Grok 3 performance, scaling laws, and benchmark skepticism

  • Many note Grok 3’s top ranking on LMSys Chatbot Arena and strong benchmark bars, but others distrust headline numbers.
  • Concerns: potential training on benchmarks, Goodhart’s law, and suspiciously high scores on reasoning tests (e.g., GPQA Diamond) for a “non‑reasoning” model.
  • Some users report Grok 3 performing impressively in real coding and application tasks; others see only incremental gains for massive extra compute.
  • Several argue this is not a clear “win for scaling laws”: large compute increases for modest benchmark deltas look like diminishing returns.

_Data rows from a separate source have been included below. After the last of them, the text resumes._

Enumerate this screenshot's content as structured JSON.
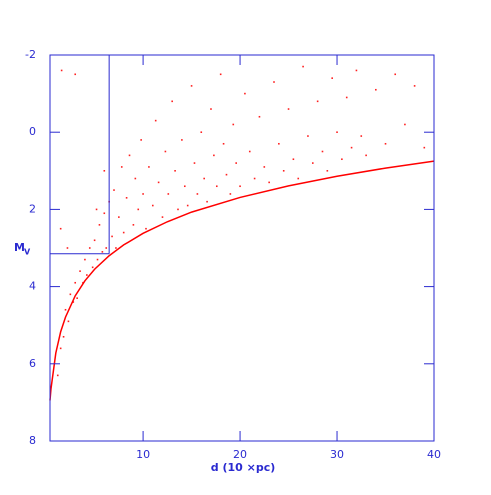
{
  "chart_data": {
    "type": "scatter",
    "x_label": "d (10 ×pc)",
    "y_label": "M",
    "y_label_subscript": "V",
    "xlim": [
      0.4,
      40
    ],
    "ylim": [
      -2,
      8
    ],
    "y_inverted": true,
    "xticks": [
      10,
      20,
      30,
      40
    ],
    "yticks": [
      -2,
      0,
      2,
      4,
      6,
      8
    ],
    "axis_color": "#2a2ad0",
    "series": [
      {
        "color": "#ff2020",
        "x": [
          1.2,
          1.5,
          1.8,
          2.0,
          2.3,
          2.5,
          2.8,
          3.0,
          3.2,
          3.5,
          3.8,
          4.0,
          4.2,
          4.5,
          4.8,
          5.0,
          5.3,
          5.5,
          5.8,
          6.0,
          6.2,
          6.5,
          6.8,
          7.0,
          7.2,
          7.5,
          7.8,
          8.0,
          8.3,
          8.6,
          9.0,
          9.2,
          9.5,
          9.8,
          10.0,
          10.3,
          10.6,
          11.0,
          11.3,
          11.6,
          12.0,
          12.3,
          12.6,
          13.0,
          13.3,
          13.6,
          14.0,
          14.3,
          14.6,
          15.0,
          15.3,
          15.6,
          16.0,
          16.3,
          16.6,
          17.0,
          17.3,
          17.6,
          18.0,
          18.3,
          18.6,
          19.0,
          19.3,
          19.6,
          20.0,
          20.5,
          21.0,
          21.5,
          22.0,
          22.5,
          23.0,
          23.5,
          24.0,
          24.5,
          25.0,
          25.5,
          26.0,
          26.5,
          27.0,
          27.5,
          28.0,
          28.5,
          29.0,
          29.5,
          30.0,
          30.5,
          31.0,
          31.5,
          32.0,
          32.5,
          33.0,
          34.0,
          35.0,
          36.0,
          37.0,
          38.0,
          39.0,
          3.0,
          1.6,
          6.0,
          5.2,
          2.2,
          1.5
        ],
        "values": [
          6.3,
          5.6,
          5.3,
          4.6,
          4.9,
          4.2,
          4.4,
          3.9,
          4.3,
          3.6,
          3.9,
          3.3,
          3.7,
          3.0,
          3.5,
          2.8,
          3.3,
          2.4,
          3.1,
          2.1,
          3.0,
          1.8,
          2.7,
          1.5,
          3.0,
          2.2,
          0.9,
          2.6,
          1.7,
          0.6,
          2.4,
          1.2,
          2.0,
          0.2,
          1.6,
          2.5,
          0.9,
          1.9,
          -0.3,
          1.3,
          2.2,
          0.5,
          1.6,
          -0.8,
          1.0,
          2.0,
          0.2,
          1.4,
          1.9,
          -1.2,
          0.8,
          1.6,
          0.0,
          1.2,
          1.8,
          -0.6,
          0.6,
          1.4,
          -1.5,
          0.3,
          1.1,
          1.6,
          -0.2,
          0.8,
          1.4,
          -1.0,
          0.5,
          1.2,
          -0.4,
          0.9,
          1.3,
          -1.3,
          0.3,
          1.0,
          -0.6,
          0.7,
          1.2,
          -1.7,
          0.1,
          0.8,
          -0.8,
          0.5,
          1.0,
          -1.4,
          0.0,
          0.7,
          -0.9,
          0.4,
          -1.6,
          0.1,
          0.6,
          -1.1,
          0.3,
          -1.5,
          -0.2,
          -1.2,
          0.4,
          -1.5,
          -1.6,
          1.0,
          2.0,
          3.0,
          2.5
        ]
      },
      {
        "type": "line",
        "color": "#ff0000",
        "x": [
          0.4,
          0.5,
          1,
          1.5,
          2,
          3,
          4,
          5,
          6.5,
          8,
          10,
          12.5,
          15,
          20,
          25,
          30,
          35,
          40
        ],
        "values": [
          6.95,
          6.65,
          5.72,
          5.17,
          4.79,
          4.24,
          3.85,
          3.55,
          3.2,
          2.92,
          2.62,
          2.32,
          2.07,
          1.69,
          1.39,
          1.14,
          0.93,
          0.75
        ]
      }
    ],
    "reference_lines": {
      "x": 6.5,
      "y": 3.15
    }
  }
}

Are LLMs “intelligent” and economically transformative?

  • One camp believes current neural methods will surpass humans in most tasks, giving early leaders near “nuclear‑scale” advantage.
  • Skeptics counter that LLMs are fast pattern matchers lacking robust reasoning, reliability, or “System 2” thinking, and that real‑world productivity gains are modest so far.
  • Broader worry: AI investment and hype may be outpacing tangible ROI, with inference cost and monetization challenges looming.

Talent, ethics, and adoption of Grok

  • Discussion over whether high compensation outweighs ethical or political concerns about working for certain US or Chinese labs.
  • For businesses, some would adopt Grok if it’s cheaper or better and API‑compatible; others consider reliance on any closed, politically entangled provider an unacceptable strategic risk.